Thanks! I fixed the command and still had the same issue. Upon closer inspection, I found that the metaphlan3 output was overriding the R2 fastq with the results. I’m not sure why because I always make sure I specify the output name to specifically avoid this type of problem. I have the fastqs backed up so it’s not an issue for me, but I’m not sure how this happened!

Hi @ewissel
In the command you shared you only runned metaphlan on the R1. How is the command adding also R2? Is it like:
metaphlan /home/ewissel/proj_angst/check_proc_qual/inputs/E0683-1-VagM1_1.fastq /home/ewissel/proj_angst/check_proc_qual/inputs/E0683-1-VagM1_2.fastq –bowtie2out /home/ewissel/proj_angst/check_proc_qual/inputs/E0683-1-VagM1.fastq.bowtie2out.txt --input_type fastq --add_viruses -o /home/ewissel/proj_angst/check_proc_qual/meta3_out/E0683-1-VagM1_meta3_out.txt --nproc 3 --bowtie2db /home/kjijakl/biobakery_db/metaphlan_db/ --force
In that case, you should change it to:
metaphlan /home/ewissel/proj_angst/check_proc_qual/inputs/E0683-1-VagM1_1.fastq,/home/ewissel/proj_angst/check_proc_qual/inputs/E0683-1-VagM1_2.fastq –bowtie2out /home/ewissel/proj_angst/check_proc_qual/inputs/E0683-1-VagM1.fastq.bowtie2out.txt --input_type fastq --add_viruses -o /home/ewissel/proj_angst/check_proc_qual/meta3_out/E0683-1-VagM1_meta3_out.txt --nproc 3 --bowtie2db /home/kjijakl/biobakery_db/metaphlan_db/ --force
For the same reason as with the bowtie2out, the R1 and R2 should be separated by comma or the second argument will be detected as the output file

2 Likes

Ah I see what the error is.
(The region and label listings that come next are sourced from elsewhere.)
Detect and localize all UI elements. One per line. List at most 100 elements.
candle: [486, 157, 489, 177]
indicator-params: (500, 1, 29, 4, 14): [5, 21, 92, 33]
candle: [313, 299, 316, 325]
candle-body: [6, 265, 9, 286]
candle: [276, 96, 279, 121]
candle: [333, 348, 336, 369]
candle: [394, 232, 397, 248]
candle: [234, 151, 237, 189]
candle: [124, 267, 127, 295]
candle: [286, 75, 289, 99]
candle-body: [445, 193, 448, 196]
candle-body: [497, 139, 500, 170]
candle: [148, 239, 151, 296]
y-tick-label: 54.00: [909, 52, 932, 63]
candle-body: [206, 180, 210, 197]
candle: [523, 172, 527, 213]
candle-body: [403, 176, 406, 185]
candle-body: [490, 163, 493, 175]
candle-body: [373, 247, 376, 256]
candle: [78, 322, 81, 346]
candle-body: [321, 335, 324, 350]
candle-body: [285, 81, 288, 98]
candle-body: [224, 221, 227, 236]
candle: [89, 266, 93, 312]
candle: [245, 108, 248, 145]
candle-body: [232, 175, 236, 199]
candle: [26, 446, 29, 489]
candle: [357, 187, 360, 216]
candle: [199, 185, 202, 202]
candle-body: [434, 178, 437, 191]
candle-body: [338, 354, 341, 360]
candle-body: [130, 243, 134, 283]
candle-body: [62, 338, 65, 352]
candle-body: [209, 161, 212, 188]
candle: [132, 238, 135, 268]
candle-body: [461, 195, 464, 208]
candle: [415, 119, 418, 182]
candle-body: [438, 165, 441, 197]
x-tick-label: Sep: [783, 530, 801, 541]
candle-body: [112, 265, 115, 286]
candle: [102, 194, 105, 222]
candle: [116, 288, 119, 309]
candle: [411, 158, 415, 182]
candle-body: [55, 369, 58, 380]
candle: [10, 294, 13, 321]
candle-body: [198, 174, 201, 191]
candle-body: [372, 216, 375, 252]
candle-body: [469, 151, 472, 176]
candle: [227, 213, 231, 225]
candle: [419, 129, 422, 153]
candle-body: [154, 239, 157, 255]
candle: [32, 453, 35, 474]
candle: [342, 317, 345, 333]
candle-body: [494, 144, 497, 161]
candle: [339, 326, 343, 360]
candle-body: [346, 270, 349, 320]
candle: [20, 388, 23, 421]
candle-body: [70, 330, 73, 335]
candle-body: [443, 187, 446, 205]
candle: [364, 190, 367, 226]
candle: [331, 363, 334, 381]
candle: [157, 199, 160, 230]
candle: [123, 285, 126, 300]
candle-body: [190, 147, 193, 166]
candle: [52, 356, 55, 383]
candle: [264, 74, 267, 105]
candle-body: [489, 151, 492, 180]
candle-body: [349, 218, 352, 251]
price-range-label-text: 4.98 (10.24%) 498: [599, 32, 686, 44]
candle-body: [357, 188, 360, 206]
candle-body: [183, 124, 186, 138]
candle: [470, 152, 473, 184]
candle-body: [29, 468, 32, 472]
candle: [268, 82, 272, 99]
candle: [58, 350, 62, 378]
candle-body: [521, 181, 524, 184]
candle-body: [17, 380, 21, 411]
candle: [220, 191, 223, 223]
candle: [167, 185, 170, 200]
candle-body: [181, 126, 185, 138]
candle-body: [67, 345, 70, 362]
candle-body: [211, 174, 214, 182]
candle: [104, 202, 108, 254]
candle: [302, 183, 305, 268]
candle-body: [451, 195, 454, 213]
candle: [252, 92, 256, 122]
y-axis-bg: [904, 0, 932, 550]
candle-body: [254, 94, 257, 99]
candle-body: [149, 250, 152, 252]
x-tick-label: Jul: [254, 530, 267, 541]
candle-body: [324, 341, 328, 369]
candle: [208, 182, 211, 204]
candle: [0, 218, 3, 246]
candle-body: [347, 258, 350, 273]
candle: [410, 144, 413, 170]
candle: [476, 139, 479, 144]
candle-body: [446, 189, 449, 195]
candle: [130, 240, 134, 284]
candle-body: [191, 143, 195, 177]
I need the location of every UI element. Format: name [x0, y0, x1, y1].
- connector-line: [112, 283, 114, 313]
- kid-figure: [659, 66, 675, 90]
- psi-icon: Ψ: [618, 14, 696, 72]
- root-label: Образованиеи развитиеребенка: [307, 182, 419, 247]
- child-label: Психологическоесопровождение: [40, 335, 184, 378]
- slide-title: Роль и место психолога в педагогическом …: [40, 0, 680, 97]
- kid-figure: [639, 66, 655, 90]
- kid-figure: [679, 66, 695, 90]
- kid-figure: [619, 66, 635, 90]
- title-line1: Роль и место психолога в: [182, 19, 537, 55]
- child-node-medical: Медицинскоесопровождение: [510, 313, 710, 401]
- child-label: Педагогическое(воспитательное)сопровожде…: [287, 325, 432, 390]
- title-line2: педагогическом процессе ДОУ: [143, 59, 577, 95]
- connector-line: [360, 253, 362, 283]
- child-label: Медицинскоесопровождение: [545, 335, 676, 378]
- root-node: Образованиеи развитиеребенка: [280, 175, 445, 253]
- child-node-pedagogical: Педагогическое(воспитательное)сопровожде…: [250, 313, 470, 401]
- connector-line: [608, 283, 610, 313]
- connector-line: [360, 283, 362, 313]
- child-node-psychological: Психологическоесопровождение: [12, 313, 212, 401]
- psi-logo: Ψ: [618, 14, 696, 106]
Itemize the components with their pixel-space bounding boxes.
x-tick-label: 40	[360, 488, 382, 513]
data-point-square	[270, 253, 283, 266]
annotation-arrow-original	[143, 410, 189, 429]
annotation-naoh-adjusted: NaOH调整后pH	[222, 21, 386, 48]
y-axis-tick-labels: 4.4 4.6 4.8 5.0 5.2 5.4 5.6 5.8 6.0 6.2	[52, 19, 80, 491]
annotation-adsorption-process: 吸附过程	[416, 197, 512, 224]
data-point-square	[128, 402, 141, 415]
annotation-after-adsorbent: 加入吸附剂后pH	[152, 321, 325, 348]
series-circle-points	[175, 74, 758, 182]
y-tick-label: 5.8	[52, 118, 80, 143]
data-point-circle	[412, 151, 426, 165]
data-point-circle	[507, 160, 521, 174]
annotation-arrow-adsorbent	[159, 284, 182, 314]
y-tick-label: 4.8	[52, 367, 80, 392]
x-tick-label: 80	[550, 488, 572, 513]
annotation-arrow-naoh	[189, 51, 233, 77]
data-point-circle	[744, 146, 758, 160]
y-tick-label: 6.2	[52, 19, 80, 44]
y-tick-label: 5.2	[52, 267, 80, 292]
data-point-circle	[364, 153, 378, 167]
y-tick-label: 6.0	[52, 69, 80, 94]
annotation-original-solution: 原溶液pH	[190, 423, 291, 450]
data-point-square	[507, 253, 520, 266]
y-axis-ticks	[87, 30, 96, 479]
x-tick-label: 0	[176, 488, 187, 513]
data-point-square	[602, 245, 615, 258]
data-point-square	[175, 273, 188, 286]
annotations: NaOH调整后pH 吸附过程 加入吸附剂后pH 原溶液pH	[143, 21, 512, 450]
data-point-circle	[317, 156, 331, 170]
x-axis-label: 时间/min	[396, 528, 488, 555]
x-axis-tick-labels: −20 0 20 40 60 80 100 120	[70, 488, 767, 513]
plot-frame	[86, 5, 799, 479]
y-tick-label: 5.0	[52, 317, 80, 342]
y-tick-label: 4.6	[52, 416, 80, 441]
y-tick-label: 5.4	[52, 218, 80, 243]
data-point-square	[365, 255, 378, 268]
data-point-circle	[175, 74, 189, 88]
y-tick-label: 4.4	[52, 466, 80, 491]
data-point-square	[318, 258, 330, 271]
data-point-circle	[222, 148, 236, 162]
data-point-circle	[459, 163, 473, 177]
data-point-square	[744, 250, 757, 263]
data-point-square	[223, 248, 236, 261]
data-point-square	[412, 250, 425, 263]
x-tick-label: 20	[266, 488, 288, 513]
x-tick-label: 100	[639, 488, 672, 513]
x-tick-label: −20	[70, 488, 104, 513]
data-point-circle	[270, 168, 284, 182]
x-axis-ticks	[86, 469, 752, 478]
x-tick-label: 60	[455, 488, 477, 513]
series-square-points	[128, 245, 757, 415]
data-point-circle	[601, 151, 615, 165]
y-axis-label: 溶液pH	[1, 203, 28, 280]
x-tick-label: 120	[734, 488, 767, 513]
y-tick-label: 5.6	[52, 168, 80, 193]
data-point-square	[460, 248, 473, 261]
I didn’t use a comma to separate R1 and R2, I used a space so it thought the R2 file was the output. Good to know!! Did I miss this in the documentation?

You might have missed it: MetaPhlAn 3.0 · biobakery/MetaPhlAn Wiki · GitHub

MetaPhlAn can also natively handle paired-end metagenomes (but does not use the paired-end information), and, more generally, metagenomes stored in multiple files (but you need to specify the --bowtie2out parameter):
$ metaphlan metagenome_1.fastq,metagenome_2.fastq --bowtie2out metagenome.bowtie2.bz2 --nproc 5 --input_type fastq -o profiled_metagenome.txt

thank you for linking, i see it now!